The most recent American Thyroid Association (ATA) guidelines for the management of differentiated thyroid cancer significantly changed the surgical treatment of papillary thyroid cancer (PTC) by no longer recommending total thyroidectomy for ‘low risk’ malignancies between 1 and 4 cm.1,2 ‘High risk’ features are considered to be tumors > 4 cm, the presence of extrathyroidal extension, and/or the presence of lymph node metastasis. The clinical significance of extrathyroidal extension continues to be examined within this paradigm shift, which is reflected in the progressive changes seen in the American Joint Committee on Cancer (AJCC) staging system.

The 5th edition of the AJCC staging system for differentiated thyroid cancer defined evidence of minimal or gross extrathyroidal extension as T4 disease.3 This is in stark contrast to the current 8th edition in which minimal extrathyroidal extension has no impact on T score, and gross extrathyroidal extension invading other major neck structures (gETE) is distinguished from extrathyroidal extension invading only the strap muscles (strap-gETE).4 Despite this distinction, several studies have demonstrated that strap-gETE is not associated with an increased risk of recurrence or decreased survival, which leads to the question of whether strap-gETE alone warrants the designation of a ‘high risk’ thyroid malignancy.5,6,7 Furthermore, if these lesions can be classified as ‘low risk’, would that suggest that lobectomy would be sufficient for initial surgical management?

For this reason, Song et al. conducted a comprehensive, retrospective cohort study to determine the risk of recurrent disease in patients with PTC with strap-gETE, treated with surgical lobectomy alone.8 During the study period, 4793 patients underwent surgery for PTC diagnosed by cytology. Total thyroidectomy was recommended as treatment in accordance with the ATA guidelines, but for those who refused, lobectomy was offered after discussion of the potential risks and benefits. Patients with gross extrathyroidal extension invading perithyroidal organs other than strap muscles, and/or distant metastasis noted preoperatively, were excluded from the study.

Ultimately, 636 patients underwent lobectomy for 1–4 cm PTC, and 50 patients (7.9%) were noted to have strap-gETE. Patients with strap-gETE were significantly older than those without, however there were no differences in sex, tumor size, multifocality, or presence of lymph node metastasis between groups. Within the median follow-up duration, three patients (6%) with strap-gETE developed structural persistent/recurrent disease, which was not significantly different than the 30 patients (5.1%) with no gETE who developed structural persistent/recurrent disease. There was no significant difference in disease-free survival between the groups. The most common site of structural persistence/recurrence was the contralateral lobe in both groups.
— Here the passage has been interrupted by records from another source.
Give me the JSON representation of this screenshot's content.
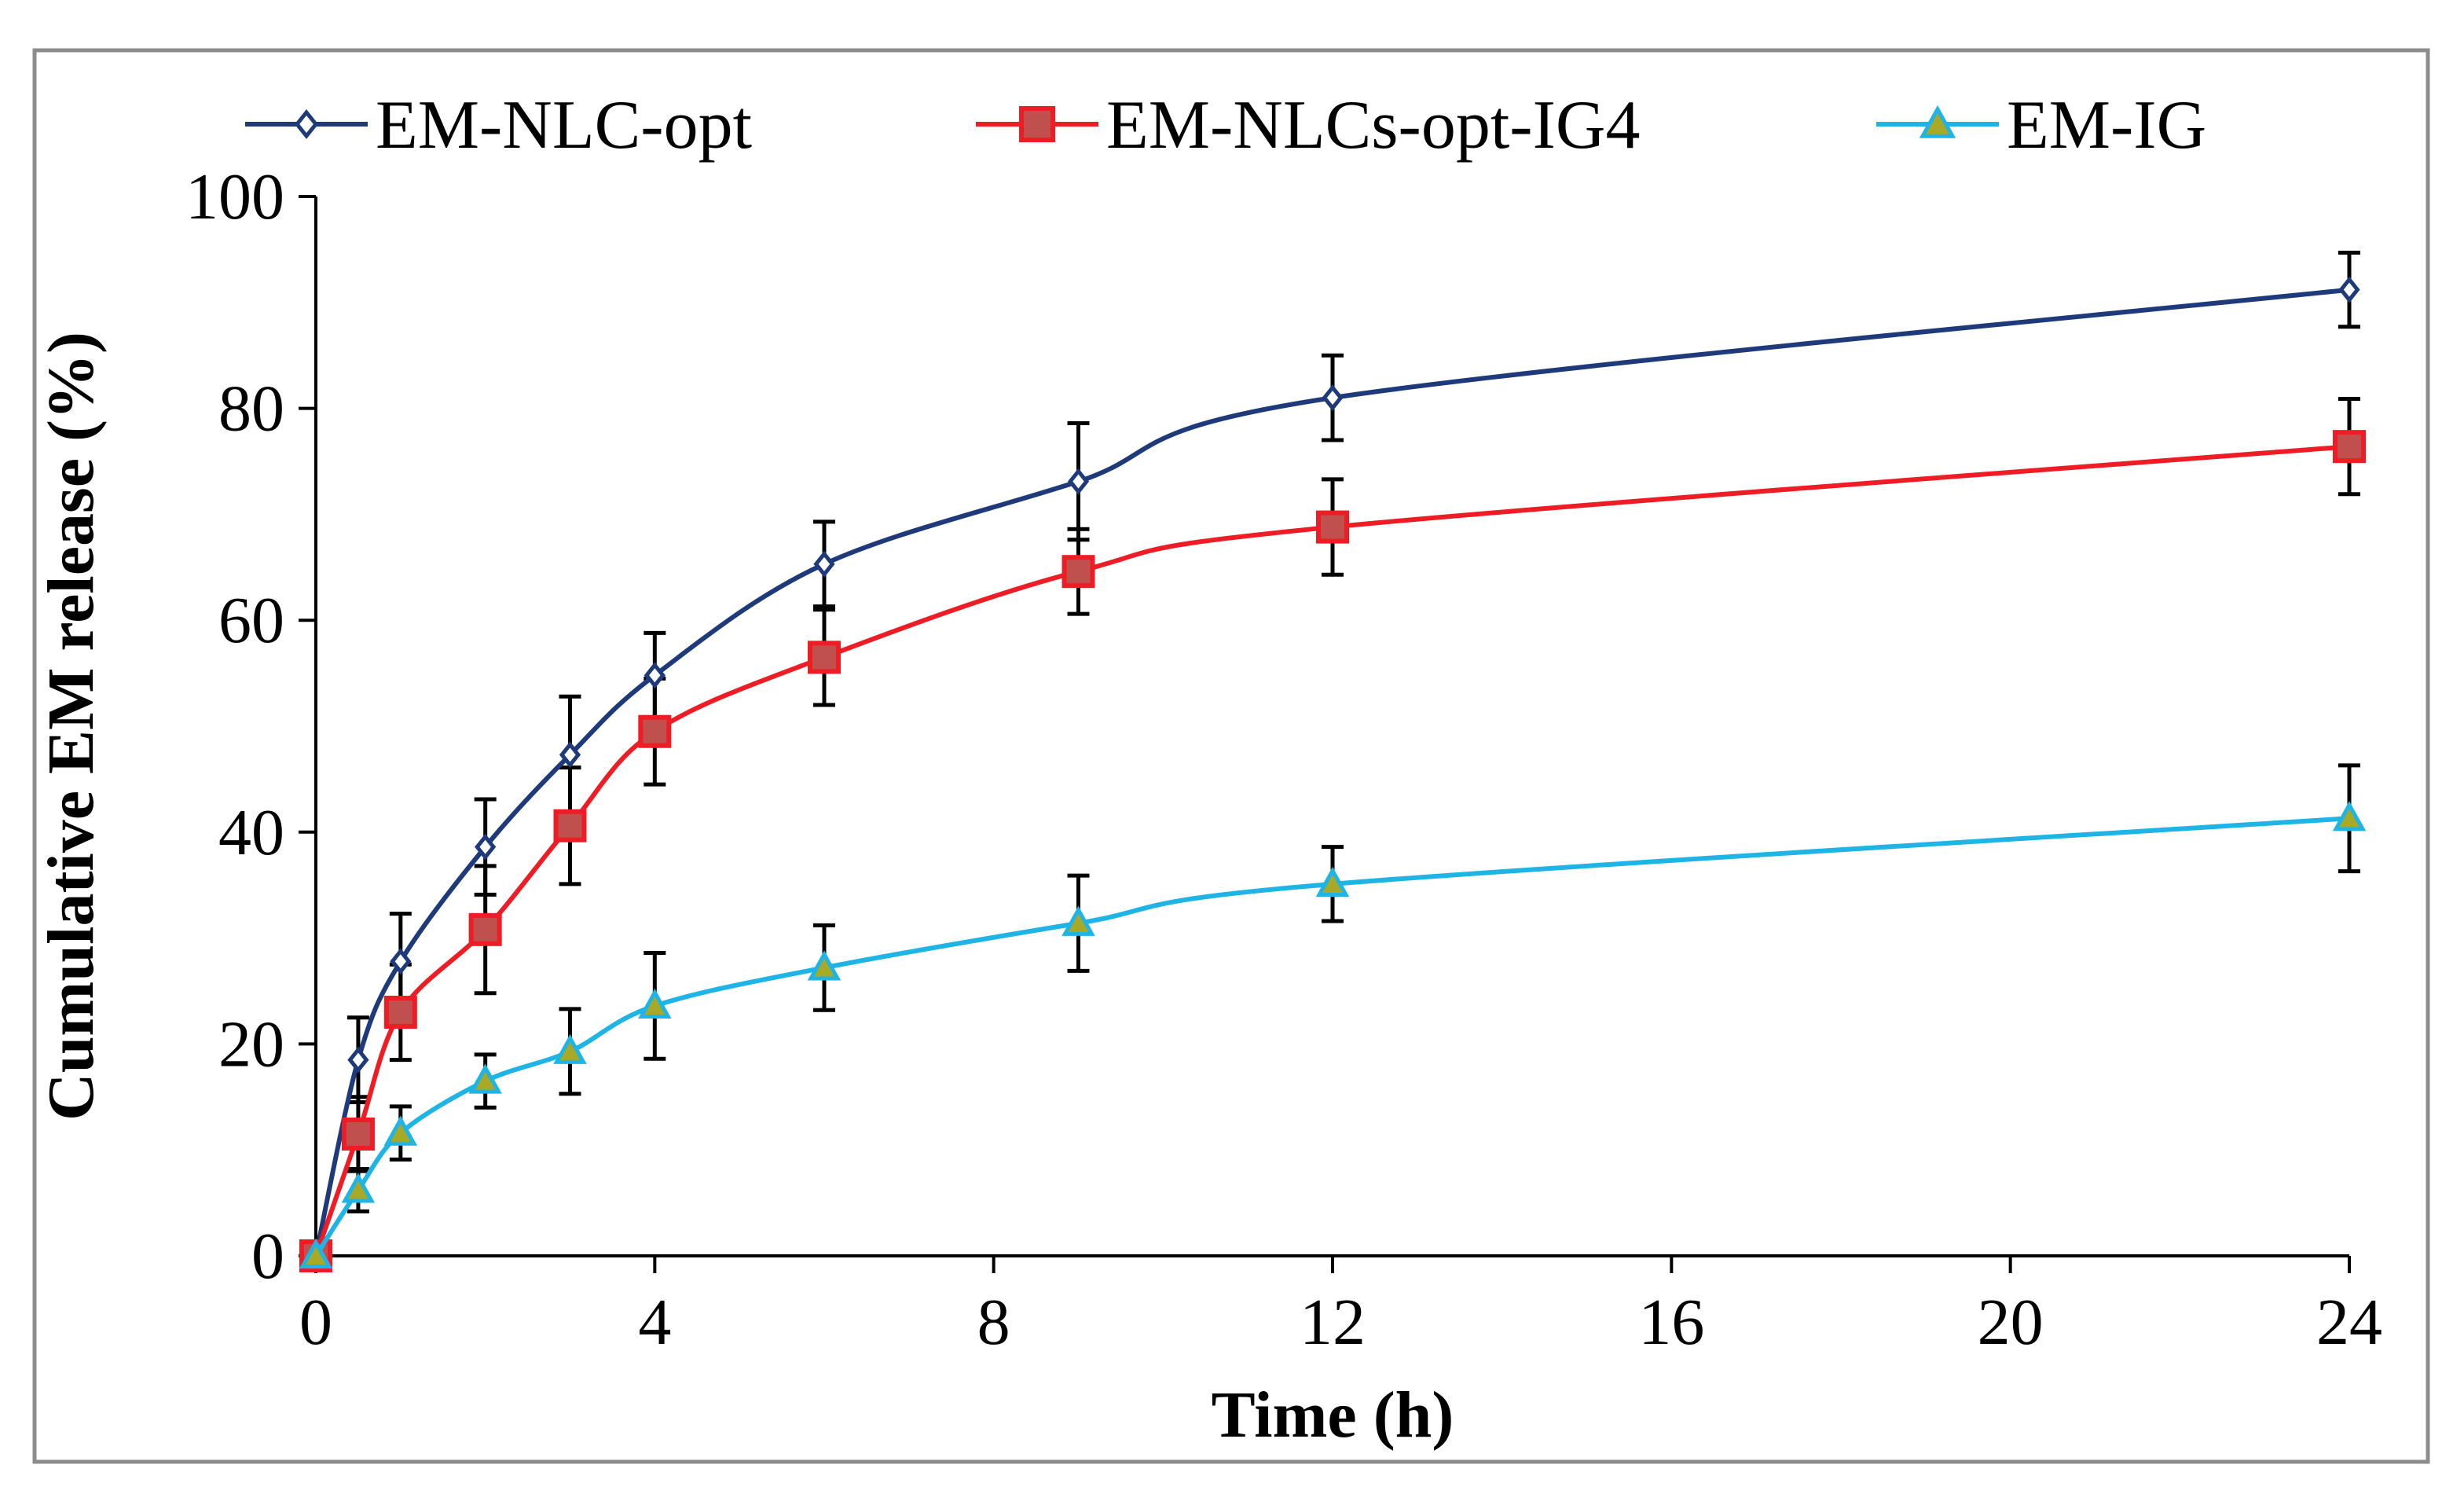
{
  "chart_data": {
    "type": "line",
    "title": "",
    "xlabel": "Time (h)",
    "ylabel": "Cumulative  EM release (%)",
    "xlim": [
      0,
      24
    ],
    "ylim": [
      0,
      100
    ],
    "x_ticks": [
      0,
      4,
      8,
      12,
      16,
      20,
      24
    ],
    "y_ticks": [
      0,
      20,
      40,
      60,
      80,
      100
    ],
    "x_tick_labels": [
      "0",
      "4",
      "8",
      "12",
      "16",
      "20",
      "24"
    ],
    "y_tick_labels": [
      "0",
      "20",
      "40",
      "60",
      "80",
      "100"
    ],
    "legend_position": "top",
    "grid": false,
    "x": [
      0,
      0.5,
      1,
      2,
      3,
      4,
      6,
      9,
      12,
      24
    ],
    "series": [
      {
        "name": "EM-NLC-opt",
        "color": "#1f3a7a",
        "marker": "diamond",
        "marker_fill": "#ffffff",
        "values": [
          0,
          18.5,
          27.8,
          38.6,
          47.3,
          54.8,
          65.3,
          73.1,
          81.0,
          91.2
        ],
        "errors": [
          0,
          4.0,
          4.5,
          4.5,
          5.5,
          4.0,
          4.0,
          5.5,
          4.0,
          3.5
        ]
      },
      {
        "name": "EM-NLCs-opt-IG4",
        "color": "#ee1c24",
        "marker": "square",
        "marker_fill": "#c0504d",
        "values": [
          0,
          11.5,
          23.0,
          30.8,
          40.6,
          49.5,
          56.5,
          64.6,
          68.8,
          76.4
        ],
        "errors": [
          0,
          3.5,
          4.5,
          6.0,
          5.5,
          5.0,
          4.5,
          4.0,
          4.5,
          4.5
        ]
      },
      {
        "name": "EM-IG",
        "color": "#1fb4e6",
        "marker": "triangle",
        "marker_fill": "#a9a928",
        "values": [
          0,
          6.2,
          11.6,
          16.5,
          19.3,
          23.6,
          27.2,
          31.4,
          35.1,
          41.3
        ],
        "errors": [
          0,
          2.0,
          2.5,
          2.5,
          4.0,
          5.0,
          4.0,
          4.5,
          3.5,
          5.0
        ]
      }
    ]
  }
}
Given these results, the authors suggest that lobectomy alone can be performed in PTC with strap-gETE without an increased risk of recurrence, and should be strongly considered given less risk of complications and less need for lifelong thyroid replacement when compared with total thyroidectomy. This consideration is congruent with the evidence-based trend of ‘less is more’ management for well-differentiated thyroid cancer. More importantly, this study encourages re-examination of the ATA risk stratification system and the most current AJCC staging system. which consider strap-gETE to be a poor prognostic sign. Challenges to current guidelines and staging systems are crucial to our understanding of thyroid cancer and are responsible for the evolution in the management of this disease.